Floor Protocol aims to pioneer a new NFT launch model: sales don’t need to finish in a day. Prices rise with demand—the more bought, the higher the price. We could even split the launch: first sell µTokens (fragments), then the full NFTs. Like Binance Launchpad, FLC holders could receive whitelist spots or discounted mints during NFT launches.

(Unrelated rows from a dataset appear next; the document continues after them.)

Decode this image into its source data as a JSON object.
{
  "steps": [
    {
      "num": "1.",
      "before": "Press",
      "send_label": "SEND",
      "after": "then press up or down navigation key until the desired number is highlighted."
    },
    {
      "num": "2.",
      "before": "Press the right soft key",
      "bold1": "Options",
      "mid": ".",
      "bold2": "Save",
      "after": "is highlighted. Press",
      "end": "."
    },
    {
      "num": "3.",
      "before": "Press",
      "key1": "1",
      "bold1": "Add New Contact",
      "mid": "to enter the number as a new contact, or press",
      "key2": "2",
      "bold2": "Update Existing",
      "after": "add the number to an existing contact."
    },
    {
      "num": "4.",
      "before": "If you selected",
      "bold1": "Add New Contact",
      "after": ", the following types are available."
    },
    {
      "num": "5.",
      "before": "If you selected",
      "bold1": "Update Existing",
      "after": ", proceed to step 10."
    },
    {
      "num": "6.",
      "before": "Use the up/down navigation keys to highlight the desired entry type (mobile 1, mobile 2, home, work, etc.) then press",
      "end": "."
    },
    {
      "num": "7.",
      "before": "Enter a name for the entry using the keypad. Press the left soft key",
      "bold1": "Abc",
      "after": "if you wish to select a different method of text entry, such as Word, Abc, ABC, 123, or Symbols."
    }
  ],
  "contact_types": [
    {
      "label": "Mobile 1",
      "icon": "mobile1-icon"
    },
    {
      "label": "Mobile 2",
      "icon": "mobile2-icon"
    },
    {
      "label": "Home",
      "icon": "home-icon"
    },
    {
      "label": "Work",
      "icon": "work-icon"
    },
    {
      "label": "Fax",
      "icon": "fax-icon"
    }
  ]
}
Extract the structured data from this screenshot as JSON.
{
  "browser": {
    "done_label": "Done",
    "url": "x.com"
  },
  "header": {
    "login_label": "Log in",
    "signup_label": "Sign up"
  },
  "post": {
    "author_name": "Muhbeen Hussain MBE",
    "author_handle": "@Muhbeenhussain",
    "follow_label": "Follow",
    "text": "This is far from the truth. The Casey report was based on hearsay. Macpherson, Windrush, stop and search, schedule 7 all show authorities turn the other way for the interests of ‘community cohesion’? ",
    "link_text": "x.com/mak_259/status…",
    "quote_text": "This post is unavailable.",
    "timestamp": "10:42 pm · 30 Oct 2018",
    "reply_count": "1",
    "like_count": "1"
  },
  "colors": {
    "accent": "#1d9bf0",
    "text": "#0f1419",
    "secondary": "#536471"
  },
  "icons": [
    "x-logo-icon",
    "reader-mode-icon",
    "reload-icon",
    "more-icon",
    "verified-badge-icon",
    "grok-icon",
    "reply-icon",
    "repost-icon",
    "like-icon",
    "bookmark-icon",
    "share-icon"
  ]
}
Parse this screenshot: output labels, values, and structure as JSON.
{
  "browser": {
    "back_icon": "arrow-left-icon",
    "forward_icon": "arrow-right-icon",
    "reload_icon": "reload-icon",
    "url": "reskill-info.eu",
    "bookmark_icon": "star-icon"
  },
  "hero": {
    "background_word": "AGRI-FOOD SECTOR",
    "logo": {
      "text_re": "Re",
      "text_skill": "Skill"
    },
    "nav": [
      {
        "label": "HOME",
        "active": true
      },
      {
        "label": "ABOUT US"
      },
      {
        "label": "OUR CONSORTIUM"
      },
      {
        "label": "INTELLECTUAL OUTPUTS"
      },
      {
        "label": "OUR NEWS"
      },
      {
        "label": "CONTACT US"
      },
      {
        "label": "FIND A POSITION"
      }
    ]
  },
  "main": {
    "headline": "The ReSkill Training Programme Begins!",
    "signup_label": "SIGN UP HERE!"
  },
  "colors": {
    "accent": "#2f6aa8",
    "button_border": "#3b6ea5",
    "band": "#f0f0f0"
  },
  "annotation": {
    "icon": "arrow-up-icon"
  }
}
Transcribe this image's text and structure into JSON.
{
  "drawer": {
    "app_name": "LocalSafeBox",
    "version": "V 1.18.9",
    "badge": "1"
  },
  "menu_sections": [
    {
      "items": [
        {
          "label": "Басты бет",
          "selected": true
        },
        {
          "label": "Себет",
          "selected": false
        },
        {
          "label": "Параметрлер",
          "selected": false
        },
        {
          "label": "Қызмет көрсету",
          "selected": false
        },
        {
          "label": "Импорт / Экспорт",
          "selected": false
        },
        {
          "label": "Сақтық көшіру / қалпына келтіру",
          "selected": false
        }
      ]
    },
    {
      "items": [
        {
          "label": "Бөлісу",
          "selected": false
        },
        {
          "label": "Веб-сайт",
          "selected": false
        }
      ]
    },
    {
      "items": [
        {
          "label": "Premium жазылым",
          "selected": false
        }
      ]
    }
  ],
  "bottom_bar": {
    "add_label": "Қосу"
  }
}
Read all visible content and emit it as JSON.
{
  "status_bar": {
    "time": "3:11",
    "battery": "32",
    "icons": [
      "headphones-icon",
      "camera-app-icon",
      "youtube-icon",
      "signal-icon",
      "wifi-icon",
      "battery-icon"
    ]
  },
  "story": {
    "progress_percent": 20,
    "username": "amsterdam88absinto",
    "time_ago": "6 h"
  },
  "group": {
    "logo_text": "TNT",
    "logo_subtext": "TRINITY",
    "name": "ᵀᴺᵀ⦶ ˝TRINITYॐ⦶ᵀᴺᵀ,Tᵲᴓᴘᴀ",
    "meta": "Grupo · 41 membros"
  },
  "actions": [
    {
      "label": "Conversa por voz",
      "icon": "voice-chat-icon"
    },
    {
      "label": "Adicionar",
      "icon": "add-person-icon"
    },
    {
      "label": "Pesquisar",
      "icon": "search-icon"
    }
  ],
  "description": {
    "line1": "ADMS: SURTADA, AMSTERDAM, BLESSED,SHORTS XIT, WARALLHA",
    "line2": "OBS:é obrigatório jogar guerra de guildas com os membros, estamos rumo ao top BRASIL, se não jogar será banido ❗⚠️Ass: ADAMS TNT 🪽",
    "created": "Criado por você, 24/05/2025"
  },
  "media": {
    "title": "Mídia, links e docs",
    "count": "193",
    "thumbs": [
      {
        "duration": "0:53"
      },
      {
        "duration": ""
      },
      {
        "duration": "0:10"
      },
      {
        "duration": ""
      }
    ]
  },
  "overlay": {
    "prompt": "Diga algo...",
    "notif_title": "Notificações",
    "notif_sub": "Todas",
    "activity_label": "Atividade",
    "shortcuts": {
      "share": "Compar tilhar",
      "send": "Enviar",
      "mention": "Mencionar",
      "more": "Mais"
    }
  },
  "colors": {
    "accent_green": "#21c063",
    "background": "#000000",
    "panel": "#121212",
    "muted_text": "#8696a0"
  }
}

BlockBeats: As NFTs become increasingly tradable, anchoring to the NFT market becomes critical. Will Floor Protocol incorporate DeFi mechanisms?
Free Lunch Capital: The priority is growing the Vault—more NFTs inside mean better mechanics. This is foundational for Safeboxes. We’re collaborating with DeFi protocols like Wasabi and Particle—whose designs go beyond 2021-era DeFi. For example, Particle explores oracle-free leveraged derivatives; Wasabi builds NFT perpetual-like products. These teams are crafting increasingly sophisticated DeFi systems. We particularly favor oracle-free contracts—they handle bad debt on-chain without relying on external data, greatly enhancing security.
To me, oracles are a transitional phase in DeFi—dependent on centralized mechanisms, which I find inelegant. We’re eager to collaborate with oracle-free protocol types.
BlockBeats: Final question: any plans for fundraising?
Free Lunch Capital: Yes, we plan to raise funds. Initially, we were stubborn—only doing a Strategic round, bringing in figures from the NFT world like dingaling and machibigbrother with small checks, then refusing further funding. But we realized VCs bring visibility and credibility. Blur earned trust beyond the NFT circle largely due to Paradigm’s backing. They highlight “We are backed by Paradigm” in every announcement. I don’t fully endorse the tactic, but it’s simple and effective. For a project to succeed, it needs the right audience watching at the right time.
For this reason, I’m gradually engaging new investors—aiming to bring in vocal, influential capital from the crypto space to co-shape the project’s future.